Sum Of Number of Divisors

[oja]

Can anyone tell me how the code below works? I mean what's the theory behind it. Or does it really work? I tried it for some values and it gave the right answers.
It's supposed to return the sum of number of divisors of numbers from 1 to N. If you have better approach than this then please let me know.
I really don't understand it. Why stop at the square root and why, after that, double the result then subtract the square of the square root?

Code: Select all

long long summation_of_divs_count(long long n)
{
    long long sum = 0, root = sqrt(double(n));

    for (int i = 1; i <= root; ++i)
        sum += (n / i);

    return ((sum + sum) - (root * root));
}

EDIT: At last I've found the explanation at http://matwbn.icm.edu.pl/ksiazki/mon/mon42/mon4204.pdf.
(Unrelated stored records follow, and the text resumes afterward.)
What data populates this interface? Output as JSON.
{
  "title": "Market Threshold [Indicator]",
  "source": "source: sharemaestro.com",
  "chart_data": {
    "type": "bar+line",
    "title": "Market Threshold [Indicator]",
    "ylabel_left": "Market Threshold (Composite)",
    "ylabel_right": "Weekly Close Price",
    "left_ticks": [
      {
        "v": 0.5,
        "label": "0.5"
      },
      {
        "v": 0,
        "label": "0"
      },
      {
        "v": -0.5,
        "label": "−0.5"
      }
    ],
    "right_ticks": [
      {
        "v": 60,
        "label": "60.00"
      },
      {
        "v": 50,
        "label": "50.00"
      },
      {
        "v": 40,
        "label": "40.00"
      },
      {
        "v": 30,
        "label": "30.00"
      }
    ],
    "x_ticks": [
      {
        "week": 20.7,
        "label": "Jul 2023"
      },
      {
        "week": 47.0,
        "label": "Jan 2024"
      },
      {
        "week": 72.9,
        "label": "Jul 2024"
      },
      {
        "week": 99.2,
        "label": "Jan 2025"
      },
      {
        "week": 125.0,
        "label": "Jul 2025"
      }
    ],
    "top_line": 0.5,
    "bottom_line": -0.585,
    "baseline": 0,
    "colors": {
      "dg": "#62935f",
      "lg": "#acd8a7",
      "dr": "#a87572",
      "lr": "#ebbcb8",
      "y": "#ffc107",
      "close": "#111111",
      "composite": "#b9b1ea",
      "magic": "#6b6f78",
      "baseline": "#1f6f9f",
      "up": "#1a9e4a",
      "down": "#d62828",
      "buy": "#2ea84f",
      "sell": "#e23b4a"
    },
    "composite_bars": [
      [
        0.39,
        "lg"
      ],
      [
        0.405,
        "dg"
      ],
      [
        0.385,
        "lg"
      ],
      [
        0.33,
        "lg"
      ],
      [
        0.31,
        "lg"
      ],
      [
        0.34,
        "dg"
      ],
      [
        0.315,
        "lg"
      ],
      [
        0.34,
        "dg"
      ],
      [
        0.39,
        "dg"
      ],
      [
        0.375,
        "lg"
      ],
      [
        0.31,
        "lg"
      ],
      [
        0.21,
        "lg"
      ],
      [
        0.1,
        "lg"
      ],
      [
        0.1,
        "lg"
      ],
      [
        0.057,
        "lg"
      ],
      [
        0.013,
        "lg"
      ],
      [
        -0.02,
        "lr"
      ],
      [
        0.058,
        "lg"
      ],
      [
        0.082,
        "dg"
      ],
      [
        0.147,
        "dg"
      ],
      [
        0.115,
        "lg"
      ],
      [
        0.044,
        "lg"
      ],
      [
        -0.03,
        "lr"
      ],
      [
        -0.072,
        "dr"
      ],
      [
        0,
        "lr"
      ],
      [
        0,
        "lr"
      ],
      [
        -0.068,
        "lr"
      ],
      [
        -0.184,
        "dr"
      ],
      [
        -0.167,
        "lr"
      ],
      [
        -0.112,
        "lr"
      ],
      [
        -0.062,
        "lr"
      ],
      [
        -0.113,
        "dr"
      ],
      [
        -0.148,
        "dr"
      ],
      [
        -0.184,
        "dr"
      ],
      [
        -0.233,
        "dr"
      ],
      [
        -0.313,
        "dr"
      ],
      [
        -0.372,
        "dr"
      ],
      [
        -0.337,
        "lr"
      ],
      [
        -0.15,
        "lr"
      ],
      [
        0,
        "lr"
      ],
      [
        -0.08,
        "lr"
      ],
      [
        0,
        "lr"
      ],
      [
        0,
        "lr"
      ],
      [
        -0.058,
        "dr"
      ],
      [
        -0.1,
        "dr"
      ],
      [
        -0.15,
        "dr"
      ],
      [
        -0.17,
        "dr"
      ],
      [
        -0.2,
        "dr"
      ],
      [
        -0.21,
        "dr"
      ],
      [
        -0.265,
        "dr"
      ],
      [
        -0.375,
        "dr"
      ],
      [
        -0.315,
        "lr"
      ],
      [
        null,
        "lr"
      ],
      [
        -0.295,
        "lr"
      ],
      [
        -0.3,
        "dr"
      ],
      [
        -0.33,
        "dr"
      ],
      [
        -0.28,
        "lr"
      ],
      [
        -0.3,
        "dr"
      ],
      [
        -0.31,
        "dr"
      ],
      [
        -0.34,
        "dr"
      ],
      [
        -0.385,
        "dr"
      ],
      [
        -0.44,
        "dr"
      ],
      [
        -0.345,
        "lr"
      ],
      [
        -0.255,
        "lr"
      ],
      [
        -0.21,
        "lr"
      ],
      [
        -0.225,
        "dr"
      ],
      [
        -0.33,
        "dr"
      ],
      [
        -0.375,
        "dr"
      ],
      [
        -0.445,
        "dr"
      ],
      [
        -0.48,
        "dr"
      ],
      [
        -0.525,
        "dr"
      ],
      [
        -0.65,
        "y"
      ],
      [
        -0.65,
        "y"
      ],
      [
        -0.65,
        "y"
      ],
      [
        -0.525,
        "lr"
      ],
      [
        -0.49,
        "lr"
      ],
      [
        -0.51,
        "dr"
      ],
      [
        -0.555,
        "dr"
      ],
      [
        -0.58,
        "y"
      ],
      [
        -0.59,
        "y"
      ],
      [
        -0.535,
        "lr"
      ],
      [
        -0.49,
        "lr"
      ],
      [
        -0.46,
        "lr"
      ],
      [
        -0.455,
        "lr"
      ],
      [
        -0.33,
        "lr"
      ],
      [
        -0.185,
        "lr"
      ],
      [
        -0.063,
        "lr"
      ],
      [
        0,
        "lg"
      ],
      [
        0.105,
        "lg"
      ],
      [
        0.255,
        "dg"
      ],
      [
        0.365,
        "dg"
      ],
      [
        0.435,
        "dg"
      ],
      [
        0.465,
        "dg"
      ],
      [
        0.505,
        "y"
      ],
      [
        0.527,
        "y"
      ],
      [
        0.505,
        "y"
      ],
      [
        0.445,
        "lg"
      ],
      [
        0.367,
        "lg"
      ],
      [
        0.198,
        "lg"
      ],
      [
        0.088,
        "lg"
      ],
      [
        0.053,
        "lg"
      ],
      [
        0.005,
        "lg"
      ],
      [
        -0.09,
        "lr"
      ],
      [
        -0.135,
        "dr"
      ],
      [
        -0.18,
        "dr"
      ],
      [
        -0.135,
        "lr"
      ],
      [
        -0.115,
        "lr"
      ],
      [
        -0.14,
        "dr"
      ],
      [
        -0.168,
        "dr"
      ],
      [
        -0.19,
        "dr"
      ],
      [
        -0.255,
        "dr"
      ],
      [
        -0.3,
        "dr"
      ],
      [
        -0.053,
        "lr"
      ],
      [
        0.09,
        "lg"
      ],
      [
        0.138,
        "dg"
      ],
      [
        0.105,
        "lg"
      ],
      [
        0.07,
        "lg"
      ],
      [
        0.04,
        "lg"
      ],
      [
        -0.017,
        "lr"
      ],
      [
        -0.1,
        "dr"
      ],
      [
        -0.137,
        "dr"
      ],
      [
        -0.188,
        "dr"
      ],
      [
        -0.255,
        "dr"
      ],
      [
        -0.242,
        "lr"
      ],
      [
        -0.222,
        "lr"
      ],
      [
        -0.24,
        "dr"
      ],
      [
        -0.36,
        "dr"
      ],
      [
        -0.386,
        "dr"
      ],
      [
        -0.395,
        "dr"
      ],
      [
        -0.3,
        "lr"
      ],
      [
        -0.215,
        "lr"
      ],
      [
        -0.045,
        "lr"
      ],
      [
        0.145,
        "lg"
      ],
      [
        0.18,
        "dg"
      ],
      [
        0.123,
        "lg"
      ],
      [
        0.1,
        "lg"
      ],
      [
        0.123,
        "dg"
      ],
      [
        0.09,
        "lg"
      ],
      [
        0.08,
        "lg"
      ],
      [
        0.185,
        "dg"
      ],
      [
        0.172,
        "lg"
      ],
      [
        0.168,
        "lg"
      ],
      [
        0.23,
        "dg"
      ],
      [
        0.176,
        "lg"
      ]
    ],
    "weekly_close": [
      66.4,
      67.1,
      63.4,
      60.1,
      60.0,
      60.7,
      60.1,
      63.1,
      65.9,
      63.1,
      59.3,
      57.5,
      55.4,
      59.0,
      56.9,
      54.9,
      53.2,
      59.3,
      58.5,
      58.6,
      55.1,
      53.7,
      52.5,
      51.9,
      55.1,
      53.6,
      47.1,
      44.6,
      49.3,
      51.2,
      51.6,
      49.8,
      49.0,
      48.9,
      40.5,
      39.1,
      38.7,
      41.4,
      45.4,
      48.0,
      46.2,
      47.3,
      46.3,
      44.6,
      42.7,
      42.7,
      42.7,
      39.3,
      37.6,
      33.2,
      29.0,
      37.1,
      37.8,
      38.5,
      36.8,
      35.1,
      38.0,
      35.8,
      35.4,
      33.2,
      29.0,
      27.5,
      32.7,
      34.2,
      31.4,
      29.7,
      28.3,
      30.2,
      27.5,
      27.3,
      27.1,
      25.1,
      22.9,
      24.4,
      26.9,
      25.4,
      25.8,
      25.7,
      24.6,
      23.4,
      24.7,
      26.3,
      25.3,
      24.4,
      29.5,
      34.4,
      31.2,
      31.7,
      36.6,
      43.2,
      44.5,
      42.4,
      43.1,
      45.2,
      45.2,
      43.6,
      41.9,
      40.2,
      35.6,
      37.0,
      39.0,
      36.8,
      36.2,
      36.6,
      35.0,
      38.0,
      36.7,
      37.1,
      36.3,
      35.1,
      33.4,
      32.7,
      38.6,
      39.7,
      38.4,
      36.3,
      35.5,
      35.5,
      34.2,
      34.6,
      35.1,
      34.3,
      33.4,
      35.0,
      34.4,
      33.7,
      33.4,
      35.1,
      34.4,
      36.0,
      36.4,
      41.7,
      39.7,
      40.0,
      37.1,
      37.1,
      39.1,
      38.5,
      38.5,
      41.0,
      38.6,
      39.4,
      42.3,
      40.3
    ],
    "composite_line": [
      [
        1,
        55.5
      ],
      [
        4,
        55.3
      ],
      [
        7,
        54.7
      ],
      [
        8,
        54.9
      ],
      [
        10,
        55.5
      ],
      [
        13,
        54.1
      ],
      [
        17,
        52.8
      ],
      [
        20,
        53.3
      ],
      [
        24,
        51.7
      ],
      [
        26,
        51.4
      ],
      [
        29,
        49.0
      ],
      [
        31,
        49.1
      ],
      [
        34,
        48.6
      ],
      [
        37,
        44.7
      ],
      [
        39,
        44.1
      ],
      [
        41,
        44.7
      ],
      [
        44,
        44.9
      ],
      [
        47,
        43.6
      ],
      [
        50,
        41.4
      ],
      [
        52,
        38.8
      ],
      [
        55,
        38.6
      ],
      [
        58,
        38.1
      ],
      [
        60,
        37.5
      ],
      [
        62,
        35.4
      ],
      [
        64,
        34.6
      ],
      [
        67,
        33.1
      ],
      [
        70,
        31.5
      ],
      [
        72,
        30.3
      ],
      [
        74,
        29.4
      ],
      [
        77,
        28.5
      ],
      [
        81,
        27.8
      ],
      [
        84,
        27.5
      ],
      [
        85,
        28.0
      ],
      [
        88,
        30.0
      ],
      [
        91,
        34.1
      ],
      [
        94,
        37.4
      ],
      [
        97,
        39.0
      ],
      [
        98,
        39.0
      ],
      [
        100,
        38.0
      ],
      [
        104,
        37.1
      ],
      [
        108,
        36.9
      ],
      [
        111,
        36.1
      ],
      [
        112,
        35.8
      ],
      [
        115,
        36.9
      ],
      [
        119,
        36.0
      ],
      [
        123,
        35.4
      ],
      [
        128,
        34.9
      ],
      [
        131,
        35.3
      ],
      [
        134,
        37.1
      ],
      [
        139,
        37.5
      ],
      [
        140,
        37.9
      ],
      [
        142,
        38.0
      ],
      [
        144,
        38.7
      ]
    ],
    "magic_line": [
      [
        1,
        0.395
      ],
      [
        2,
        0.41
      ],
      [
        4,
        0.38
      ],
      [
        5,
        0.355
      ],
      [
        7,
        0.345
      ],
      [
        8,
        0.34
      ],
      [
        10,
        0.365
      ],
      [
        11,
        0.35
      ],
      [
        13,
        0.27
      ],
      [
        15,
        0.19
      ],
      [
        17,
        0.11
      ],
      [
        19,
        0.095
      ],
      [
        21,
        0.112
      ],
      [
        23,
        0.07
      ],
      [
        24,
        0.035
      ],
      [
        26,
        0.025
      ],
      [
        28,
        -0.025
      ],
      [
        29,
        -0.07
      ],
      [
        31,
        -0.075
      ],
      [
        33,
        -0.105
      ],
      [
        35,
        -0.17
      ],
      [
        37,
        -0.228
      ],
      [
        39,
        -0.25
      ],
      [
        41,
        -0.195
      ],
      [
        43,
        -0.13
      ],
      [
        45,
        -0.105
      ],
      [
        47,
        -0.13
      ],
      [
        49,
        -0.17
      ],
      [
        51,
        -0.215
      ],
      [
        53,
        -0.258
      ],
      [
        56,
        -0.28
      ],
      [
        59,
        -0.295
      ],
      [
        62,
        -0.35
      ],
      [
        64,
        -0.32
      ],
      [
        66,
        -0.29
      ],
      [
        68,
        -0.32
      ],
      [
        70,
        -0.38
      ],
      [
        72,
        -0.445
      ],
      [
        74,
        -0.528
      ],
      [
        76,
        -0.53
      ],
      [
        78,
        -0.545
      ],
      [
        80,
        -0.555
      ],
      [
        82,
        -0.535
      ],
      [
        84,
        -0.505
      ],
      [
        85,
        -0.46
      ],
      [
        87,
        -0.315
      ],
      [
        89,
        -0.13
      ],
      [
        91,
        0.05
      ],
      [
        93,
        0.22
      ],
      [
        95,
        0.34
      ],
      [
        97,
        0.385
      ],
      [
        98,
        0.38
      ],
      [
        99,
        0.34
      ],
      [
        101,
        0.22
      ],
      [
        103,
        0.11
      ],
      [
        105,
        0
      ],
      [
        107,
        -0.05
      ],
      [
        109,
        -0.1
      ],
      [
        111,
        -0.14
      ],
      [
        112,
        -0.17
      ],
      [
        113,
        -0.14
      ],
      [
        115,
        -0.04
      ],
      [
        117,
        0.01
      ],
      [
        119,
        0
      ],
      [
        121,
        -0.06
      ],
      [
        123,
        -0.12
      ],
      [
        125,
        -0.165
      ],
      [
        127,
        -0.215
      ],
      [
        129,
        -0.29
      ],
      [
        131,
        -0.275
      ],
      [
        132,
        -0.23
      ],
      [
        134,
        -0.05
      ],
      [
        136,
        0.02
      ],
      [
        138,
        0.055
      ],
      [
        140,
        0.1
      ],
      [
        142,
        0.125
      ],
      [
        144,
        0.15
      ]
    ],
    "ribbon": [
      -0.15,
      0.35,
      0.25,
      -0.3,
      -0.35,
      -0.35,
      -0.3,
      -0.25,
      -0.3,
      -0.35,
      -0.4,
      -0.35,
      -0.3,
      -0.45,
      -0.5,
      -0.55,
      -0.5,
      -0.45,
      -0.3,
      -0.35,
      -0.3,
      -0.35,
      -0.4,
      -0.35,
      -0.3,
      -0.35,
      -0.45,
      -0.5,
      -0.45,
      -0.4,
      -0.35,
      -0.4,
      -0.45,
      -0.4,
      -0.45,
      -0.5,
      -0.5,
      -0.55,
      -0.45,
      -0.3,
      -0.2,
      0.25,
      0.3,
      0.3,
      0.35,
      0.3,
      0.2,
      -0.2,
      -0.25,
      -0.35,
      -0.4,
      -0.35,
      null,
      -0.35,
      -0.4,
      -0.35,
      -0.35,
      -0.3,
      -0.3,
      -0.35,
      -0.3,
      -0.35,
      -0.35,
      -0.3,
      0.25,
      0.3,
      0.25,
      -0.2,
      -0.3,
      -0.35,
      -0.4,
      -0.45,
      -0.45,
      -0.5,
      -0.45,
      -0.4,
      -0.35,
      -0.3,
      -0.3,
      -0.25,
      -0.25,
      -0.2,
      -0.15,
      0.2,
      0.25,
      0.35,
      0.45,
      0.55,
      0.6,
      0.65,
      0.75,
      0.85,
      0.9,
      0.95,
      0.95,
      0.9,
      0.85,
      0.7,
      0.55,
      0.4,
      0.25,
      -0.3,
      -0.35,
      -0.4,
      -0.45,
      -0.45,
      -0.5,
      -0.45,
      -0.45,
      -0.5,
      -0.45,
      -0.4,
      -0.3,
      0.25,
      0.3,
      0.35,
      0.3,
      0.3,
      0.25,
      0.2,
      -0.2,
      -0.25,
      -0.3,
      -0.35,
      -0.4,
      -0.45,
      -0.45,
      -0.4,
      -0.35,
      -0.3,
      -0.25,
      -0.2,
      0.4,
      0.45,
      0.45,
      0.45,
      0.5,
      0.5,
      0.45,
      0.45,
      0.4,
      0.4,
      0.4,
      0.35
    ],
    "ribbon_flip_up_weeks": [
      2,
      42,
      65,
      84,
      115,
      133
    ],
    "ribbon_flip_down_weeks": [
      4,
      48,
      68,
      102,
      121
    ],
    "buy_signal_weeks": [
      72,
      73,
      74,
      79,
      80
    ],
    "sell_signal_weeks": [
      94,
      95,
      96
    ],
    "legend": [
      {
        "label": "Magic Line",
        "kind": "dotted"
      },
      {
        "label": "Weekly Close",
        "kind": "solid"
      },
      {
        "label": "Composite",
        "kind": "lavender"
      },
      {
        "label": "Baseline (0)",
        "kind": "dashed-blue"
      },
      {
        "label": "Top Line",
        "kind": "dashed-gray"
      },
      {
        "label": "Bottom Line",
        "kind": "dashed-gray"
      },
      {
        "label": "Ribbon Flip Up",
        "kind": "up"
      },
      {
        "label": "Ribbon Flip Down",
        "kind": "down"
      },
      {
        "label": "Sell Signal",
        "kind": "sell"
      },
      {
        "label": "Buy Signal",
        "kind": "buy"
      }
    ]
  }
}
Start reading at page 159 if you're also looking for the explanation. Btw, the sequence of the values produced by the function above can also be found at oeis.org. It is sequence no. A006218. The formula above is also written there.

[DGBHS]

Its totally wrong !
solution is
for(1to sqrt(n)-1)
if(n%i==0)
sum=sum+i+n/i;
if(n is perfect square)
sum=sum+sqrt(n)

[oja]

You seem to have misunderstood. Your code seems to calculate the sum of divisors of a number. That's not what I meant.
In short, what I want is the summation of the number of divisors of numbers 1 to n.
These are sample values:

1 - 1 (1 has only 1 divisor)
2 - 3 (2 has 2 divisors, so 1 + 2 = 3 )
3 - 5 (3 has 2 divisors, so 3 + 2 = 5 )
4 - 8 (4 has 3 divisors, so 5 + 3 = 8 )